Check Point IPS provides protection against this threat (Microsoft Windows Netlogon Remote Code Execution (CVE-2026-41089))
THREAT INTELLIGENCE REPORTS
- Check Point Research has investigated a large-scale impersonation and click-hijacking scheme that reroutes downloads from fake open-source sites through a gated traffic distribution system. Impersonating tools like Ghidra and dnSpy, it led to infection by RemusStealer, AnimateClipper, and a new loader called SessionGate.

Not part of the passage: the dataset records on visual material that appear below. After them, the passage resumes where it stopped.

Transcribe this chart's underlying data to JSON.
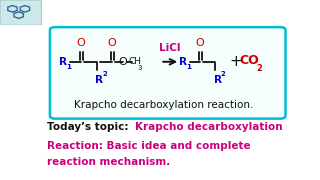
{
  "bg_color": "#ffffff",
  "box_edge_color": "#00bcd4",
  "box_bg_color": "#f5fdfd",
  "reaction_label": "Krapcho decarboxylation reaction.",
  "reaction_label_color": "#111111",
  "reaction_label_fs": 7.5,
  "licl_label": "LiCl",
  "licl_color": "#cc007f",
  "co2_color": "#cc0000",
  "r_color": "#0000cc",
  "o_color": "#cc0000",
  "bond_color": "#111111",
  "plus_color": "#111111",
  "arrow_color": "#111111",
  "today_black": "Today’s topic: ",
  "today_pink_lines": [
    "Krapcho decarboxylation",
    "Reaction: Basic idea and complete",
    "reaction mechanism."
  ],
  "today_black_color": "#111111",
  "today_pink_color": "#cc007f",
  "today_fs": 7.5
}
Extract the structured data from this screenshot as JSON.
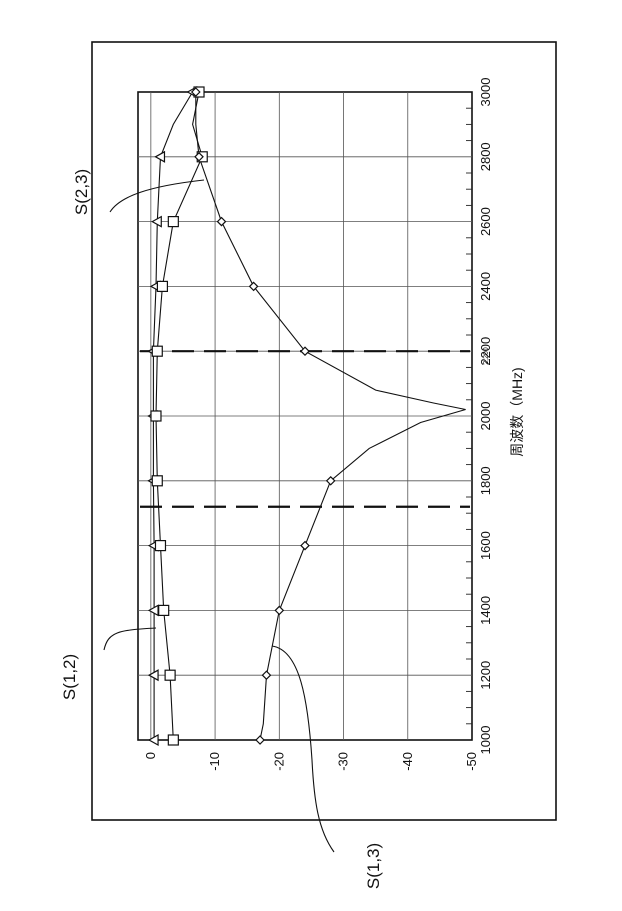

Check Point Threat Emulation and Harmony Endpoint provide protection against this threat
- Check Point Research linked a Dutch seizure of about 800 servers at hosting provider WorkTitans B.V. to Iranian cyber espionage operations. MuddyWater, Agrius, and Nimbus Manticore used this infrastructure for attacks that enabled remote access, credential theft, and scanning.
- Check Point researchers have surveyed the 2026 U.S. midterm threat landscape, finding that operations focus on phishing, brand impersonation, and domain abuse rather than ballot tampering. Russian-linked Doppelganger networks cloned major media sites, vote-related domains increased, and exposed ActBlue and WinRed credentials surfaced.
- Researchers identified a months-long espionage campaign that covertly siphoned a senior executive’s Microsoft Outlook mailbox at a major global stock exchange. Attackers used legitimate cloud storage services and disguised update tasks to persist and move data in small batches, enabling five months of undetected access.